When I was first getting used to having asthma, I didn't want to spend all day away from my parents. I worried about having a breathing problem. But I learned some things about how to take care of my asthma. And I learned how to get help when I need it. Now I don't worry anymore!

Arthur shows what his lungs look like, with a close-up of the tubes

Having asthma means that sometimes I have a hard time getting air into my lungs. See, lungs have tubes in them. Air moves through those tubes with each breath.

When my lungs are working their best, the tubes are wide open. Like a big straw! But when I have an asthma episode, the tubes get smaller. Then there's not as much room for air to get through. It's kind of like when you chew on a straw and then it doesn't work so great.

How Arthur feels before an asthma episode, when one is starting, and when the episode gets bad

Here's what an asthma episode feels like to me.

First, I feel just fine. Then my chest starts to feel tight and kind of itchy inside. After that, my breaths start to sound a little funny. It's kind of like the sound a cat makes when it purrs. But a big cat, like a tiger or something! Because I'm much bigger than a house cat. If the episode keeps going, it gets hard for me to take a breath. I cough a lot, and I have trouble talking.

It was scary at first. But now things are better. I learned that there are things I can do to help take care of my asthma.

Arthur thinks about pollen on flowers, dust from a dog digging, and smoke from a grill

I keep an eye out for the things that can cause my breathing problems. My doctor calls those things "triggers."

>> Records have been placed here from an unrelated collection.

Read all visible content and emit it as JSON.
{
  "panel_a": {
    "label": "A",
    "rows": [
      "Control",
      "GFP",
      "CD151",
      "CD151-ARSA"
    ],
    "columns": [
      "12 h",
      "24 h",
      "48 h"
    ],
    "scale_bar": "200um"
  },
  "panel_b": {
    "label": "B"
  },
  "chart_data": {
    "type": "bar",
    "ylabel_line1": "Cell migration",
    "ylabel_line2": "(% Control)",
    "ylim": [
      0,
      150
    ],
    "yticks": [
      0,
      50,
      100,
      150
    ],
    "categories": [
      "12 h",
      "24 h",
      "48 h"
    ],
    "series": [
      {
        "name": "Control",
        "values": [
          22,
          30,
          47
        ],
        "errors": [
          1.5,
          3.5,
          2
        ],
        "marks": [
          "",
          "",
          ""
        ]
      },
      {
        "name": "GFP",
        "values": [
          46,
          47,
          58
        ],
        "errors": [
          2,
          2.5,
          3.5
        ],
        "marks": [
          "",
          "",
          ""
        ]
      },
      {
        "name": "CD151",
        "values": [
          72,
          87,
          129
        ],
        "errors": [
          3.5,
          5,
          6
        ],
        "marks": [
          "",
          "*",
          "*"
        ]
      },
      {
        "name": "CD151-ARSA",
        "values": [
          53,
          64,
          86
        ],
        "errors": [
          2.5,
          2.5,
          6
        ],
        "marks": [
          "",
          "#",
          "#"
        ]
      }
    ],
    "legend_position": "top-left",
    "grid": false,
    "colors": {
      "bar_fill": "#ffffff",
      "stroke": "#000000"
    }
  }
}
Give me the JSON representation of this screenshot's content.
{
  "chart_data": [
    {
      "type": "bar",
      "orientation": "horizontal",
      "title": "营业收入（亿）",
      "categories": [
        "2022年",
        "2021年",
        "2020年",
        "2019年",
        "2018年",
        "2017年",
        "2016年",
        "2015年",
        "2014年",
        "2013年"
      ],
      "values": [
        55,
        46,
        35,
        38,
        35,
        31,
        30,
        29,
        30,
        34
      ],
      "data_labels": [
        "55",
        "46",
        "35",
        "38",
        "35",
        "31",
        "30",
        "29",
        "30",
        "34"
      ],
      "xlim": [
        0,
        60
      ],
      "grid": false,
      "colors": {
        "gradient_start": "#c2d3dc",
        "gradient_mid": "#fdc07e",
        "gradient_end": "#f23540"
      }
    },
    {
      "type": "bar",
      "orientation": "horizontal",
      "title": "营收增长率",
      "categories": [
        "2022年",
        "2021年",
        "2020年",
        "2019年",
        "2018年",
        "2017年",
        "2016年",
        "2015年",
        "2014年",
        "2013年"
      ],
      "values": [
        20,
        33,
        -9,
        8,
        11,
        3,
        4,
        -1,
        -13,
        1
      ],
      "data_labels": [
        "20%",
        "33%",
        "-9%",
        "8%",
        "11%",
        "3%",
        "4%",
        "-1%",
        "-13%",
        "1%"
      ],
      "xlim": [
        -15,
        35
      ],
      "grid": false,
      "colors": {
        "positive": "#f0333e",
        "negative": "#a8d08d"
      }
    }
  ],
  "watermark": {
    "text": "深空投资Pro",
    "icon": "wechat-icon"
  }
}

It took a while for my parents and me to figure out what my triggers are. After a while, we learned that things like dust, pollen from plants, and smoke in the air give me problems. So I try to watch out for those things.

I know other kids who have different triggers. They have problems when they spend too much time around a cat, or when they run.

Arthur holds his asthma plan, thinking about the pill he takes and the inhaler he uses

Medicines help my asthma too. So I make sure to always take mine like I'm supposed to. I take a pill every day. And I use my inhaler when I need it.

Sometimes when other kids see my inhaler, they want to learn about it. So I tell them what it does. But I never share my inhaler. The medicine in it helps me because I need it. But it could hurt kids who don't need it.

I also have a special plan for what to do if I start to have trouble breathing. Grown-ups like my school nurse and my camp leader have copies of my plan too. That way, they know how to help me if I need it.

Arthur and his camp leader show each other their inhalers

And guess what? I learned that my camp leader has asthma too! So she knows all about asthma plans and inhalers. Her inhaler looks different than mine. But they both do the same thing.

My camp leader said she learned she had asthma when she was my age. She told me about all kinds of famous people who have asthma too. Even actors, and presidents, and sports stars!

Arthur and his camp leader run a three-legged race

Even though I have asthma, I can still do most things other kids can do. I just make sure I pay attention to how I'm feeling. And I tell a grown-up if I start to feel the signs of an asthma episode. Then we follow my plan for what to do.

On the last day of camp, I even won the three-legged race with my camp leader!

She said, "Arthur, we make a good camp team! When you get older, you could be a camp leader too."

That sounds like a pretty good job. I told her that if I decide not to be an actor or the president, then I'll think about it.

What things does Arthur do to help his asthma that might help you too? How does it feel to you when you start to have an episode? Do you know what your asthma triggers are yet? If not, what might help you figure them out?